“那就是他们两个了,人不可貌相。”陈耀峰站起身,走到窗边,望著远处的维多利亚港。
他顿了顿,语气沉了下来:“至於金铺劫案,匪徒手持ak47和手雷,火力强劲,行动有素,而且开枪果断,连安保都敢直接打死,绝非张世豪这种初出茅庐的悍匪能做到的。”
陈耀峰想起ptu的行动报告:“自动报警装置触发后,附近的巡警和ptu三分钟內就赶到了现场,可还是让他们跑了,而且在短时间內就逃离了香江,说明他们早有预谋,甚至在濠江有接应。”
“那我们要不要通知濠江警方,加强布控”李文斌问道。
“已经通知了。

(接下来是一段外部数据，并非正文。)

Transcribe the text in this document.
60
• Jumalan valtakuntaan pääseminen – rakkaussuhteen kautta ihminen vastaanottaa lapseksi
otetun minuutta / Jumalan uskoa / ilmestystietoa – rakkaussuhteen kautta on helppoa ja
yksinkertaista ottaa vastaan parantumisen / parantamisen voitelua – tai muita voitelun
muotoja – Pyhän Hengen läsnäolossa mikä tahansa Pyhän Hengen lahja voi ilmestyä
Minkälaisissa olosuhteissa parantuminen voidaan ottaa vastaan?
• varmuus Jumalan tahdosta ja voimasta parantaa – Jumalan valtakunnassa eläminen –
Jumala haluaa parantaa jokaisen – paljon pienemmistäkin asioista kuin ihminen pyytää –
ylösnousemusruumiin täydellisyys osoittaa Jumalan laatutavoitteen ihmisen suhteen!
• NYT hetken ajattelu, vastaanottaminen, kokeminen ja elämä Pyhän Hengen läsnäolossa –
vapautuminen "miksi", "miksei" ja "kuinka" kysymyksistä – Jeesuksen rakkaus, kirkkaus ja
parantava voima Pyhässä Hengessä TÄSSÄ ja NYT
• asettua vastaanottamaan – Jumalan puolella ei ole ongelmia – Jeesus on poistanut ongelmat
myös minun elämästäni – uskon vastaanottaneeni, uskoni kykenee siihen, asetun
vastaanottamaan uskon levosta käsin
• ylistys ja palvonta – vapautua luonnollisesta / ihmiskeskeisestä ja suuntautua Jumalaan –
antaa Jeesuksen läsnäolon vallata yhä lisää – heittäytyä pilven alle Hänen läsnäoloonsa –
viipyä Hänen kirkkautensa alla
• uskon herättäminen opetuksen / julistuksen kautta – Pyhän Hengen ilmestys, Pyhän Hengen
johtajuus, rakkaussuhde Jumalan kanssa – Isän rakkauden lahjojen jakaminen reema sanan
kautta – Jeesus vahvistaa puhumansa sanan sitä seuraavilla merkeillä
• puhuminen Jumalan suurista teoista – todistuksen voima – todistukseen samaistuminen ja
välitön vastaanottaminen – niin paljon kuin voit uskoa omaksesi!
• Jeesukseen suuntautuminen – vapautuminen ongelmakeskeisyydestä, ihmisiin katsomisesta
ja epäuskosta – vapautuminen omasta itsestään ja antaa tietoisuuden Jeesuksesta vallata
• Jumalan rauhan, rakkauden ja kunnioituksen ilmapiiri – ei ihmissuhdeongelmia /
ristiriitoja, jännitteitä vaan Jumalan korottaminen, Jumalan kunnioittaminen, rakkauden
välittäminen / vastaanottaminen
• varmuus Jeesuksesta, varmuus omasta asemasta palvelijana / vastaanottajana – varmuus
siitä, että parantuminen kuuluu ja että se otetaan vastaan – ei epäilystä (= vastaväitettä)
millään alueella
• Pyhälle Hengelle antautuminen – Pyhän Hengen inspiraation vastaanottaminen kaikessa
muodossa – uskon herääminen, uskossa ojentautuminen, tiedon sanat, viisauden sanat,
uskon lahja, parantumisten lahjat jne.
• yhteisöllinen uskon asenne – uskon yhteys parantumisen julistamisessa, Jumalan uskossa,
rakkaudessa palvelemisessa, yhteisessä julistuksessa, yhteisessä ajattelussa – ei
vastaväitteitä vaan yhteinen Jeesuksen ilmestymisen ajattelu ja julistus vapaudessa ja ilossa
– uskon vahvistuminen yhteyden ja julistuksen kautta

”陈耀峰点点头:“但这帮人肯定不会只做一单就收手,尤其是金铺劫案的匪徒,手上有重型武器,危险性极大。”
“让ptu继续加强巡逻,重点监控金铺、押运公司、码头这些地方,另外,盯著濠江那边的消息,一旦有线索,立刻告诉我。”
“明白!”李文斌应声退下。
……
濠江,黑沙海滩的码头的废弃工厂里,铁锈味混杂著潮湿的霉味。
厂房空旷昏暗,只有几盏临时接来的灯泡掛在横樑上,投下斑驳的光影。
季正雄带著阿明和阿强,早早地就到了,三人靠在墙角,手里的ak从包里拿出来,握在手中,眼神警惕地扫视著四周。
叶成坚坐在厂房中央的铁桌旁,手里把玩著一把匕首,身后站著四个身材高大的保鏢,气场十足。
他看了看手錶,对季正雄笑道:“雄哥,稍等片刻,还有一伙朋友没到,都是狠角色,值得等。”
季正雄叼著烟,吐了个烟圈,不置可否。
他的左臂还缠著绷带,伤口的疼痛让他更加烦躁,但多年的亡命生涯让他学会了隱忍。
“雄哥,不是说还有一伙人吗怎么这时候还没来”阿明忍不住问道,语气里带著几分不屑:“不会是听说雄哥你的名头,嚇破胆不敢来了吧”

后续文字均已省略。